Les deepfakes audio inquiètent l’industrie musicale

En fait. Le 10 septembre, la Fédération internationale de l’industrie phonographique (IFPI) a publié son premier rapport sur « la musique dans l’UE ». Au-delà des inquiétudes sur la croissance musicale dans les Vingt-sept, une nouvelle pratique préoccupe : les deepfakes audio. Les détecteurs s’organisent.

En clair. « L’industrie musicale est préoccupée par la capacité des systèmes d’IA de générer du contenu “deepfake” qui s’approprie sans autorisation la voix, l’image et la ressemblance distinctives des artistes », alerte la Fédération internationale de l’industrie phonographique (IFPI), dans son rapport sur la musique dans l’Union européenne (UE) publié le 10 septembre. « Cela peut induire les fans en erreur, porter gravement atteinte à la réputation d’un artiste et fausser la concurrence en permettant aux clones générés de concurrencer de manière déloyale les artistes dont la musique et l’image ont été utilisées pour former le modèle d’IA » redoute-t-elle.

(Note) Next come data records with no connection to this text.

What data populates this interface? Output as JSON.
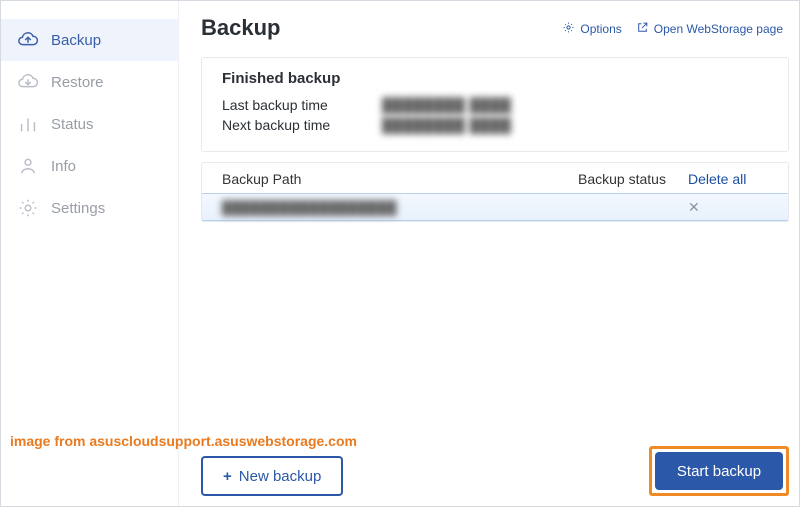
{
  "sidebar": {
    "items": [
      {
        "key": "backup",
        "label": "Backup",
        "icon": "cloud-up-icon",
        "active": true
      },
      {
        "key": "restore",
        "label": "Restore",
        "icon": "cloud-down-icon",
        "active": false
      },
      {
        "key": "status",
        "label": "Status",
        "icon": "bar-chart-icon",
        "active": false
      },
      {
        "key": "info",
        "label": "Info",
        "icon": "person-icon",
        "active": false
      },
      {
        "key": "settings",
        "label": "Settings",
        "icon": "gear-icon",
        "active": false
      }
    ]
  },
  "header": {
    "title": "Backup",
    "options_label": "Options",
    "open_webstorage_label": "Open WebStorage page"
  },
  "finished": {
    "title": "Finished backup",
    "last_label": "Last backup time",
    "last_value": "████████ ████",
    "next_label": "Next backup time",
    "next_value": "████████ ████"
  },
  "table": {
    "col_path": "Backup Path",
    "col_status": "Backup status",
    "delete_all": "Delete all",
    "rows": [
      {
        "path": "██████████████████",
        "status": ""
      }
    ]
  },
  "footer": {
    "new_backup_label": "New  backup",
    "start_backup_label": "Start backup"
  },
  "attribution": "image from asuscloudsupport.asuswebstorage.com"
}
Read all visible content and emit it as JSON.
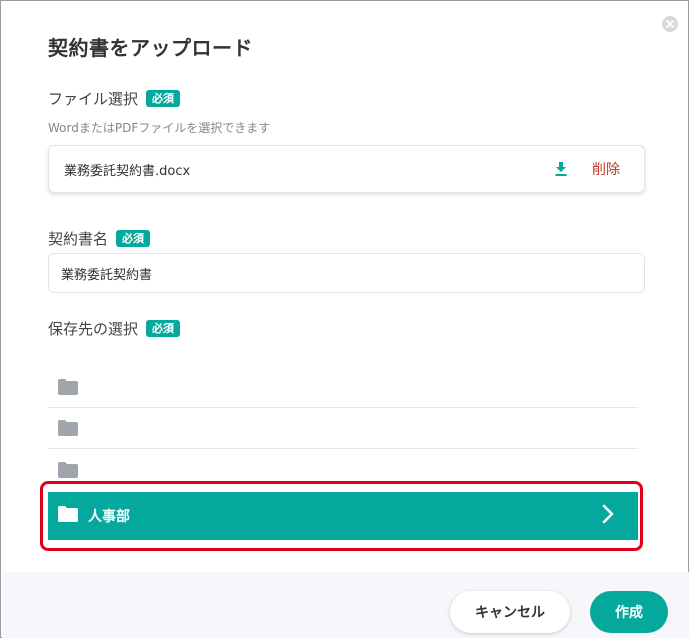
{
  "dialog": {
    "title": "契約書をアップロード"
  },
  "file_section": {
    "label": "ファイル選択",
    "badge": "必須",
    "hint": "WordまたはPDFファイルを選択できます",
    "file_name": "業務委託契約書.docx",
    "delete_label": "削除"
  },
  "name_section": {
    "label": "契約書名",
    "badge": "必須",
    "value": "業務委託契約書"
  },
  "destination_section": {
    "label": "保存先の選択",
    "badge": "必須",
    "folders": [
      {
        "label": ""
      },
      {
        "label": ""
      },
      {
        "label": ""
      }
    ],
    "selected_folder": "人事部"
  },
  "footer": {
    "cancel_label": "キャンセル",
    "create_label": "作成"
  },
  "colors": {
    "accent": "#05a89d",
    "danger": "#c0392b",
    "highlight": "#e0001b",
    "folder_grey": "#a0a4ab"
  },
  "icons": {
    "close": "close-icon",
    "download": "download-icon",
    "folder": "folder-icon",
    "chevron": "chevron-right-icon"
  }
}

Six jours avant, de l’autre côté de l’Atlantique, un dénommé Michael Smith a été arrêté par le FBI et présenté devant juge de Caroline du Nord pour avoir créé des centaines de milliers de chansons avec une intelligence artificielle et utilisé des programmes automatisés (bots) pour diffuser des milliards de fois ces chansons générées par l’IA sur les plateformes de streaming (Amazon Music, Apple Music, Spotify et YouTube Music). Ce stratagème de fake streams (1) a permis à l’accusé de générer frauduleusement plus de 10 millions de dollars de royalties (2). De l’IA générative musicale au deepfake audio, il n’y a qu’un pas : les deux pratiques utilisent des masses de données audio pour générer du contenu fictif mais audible et vraisemblable.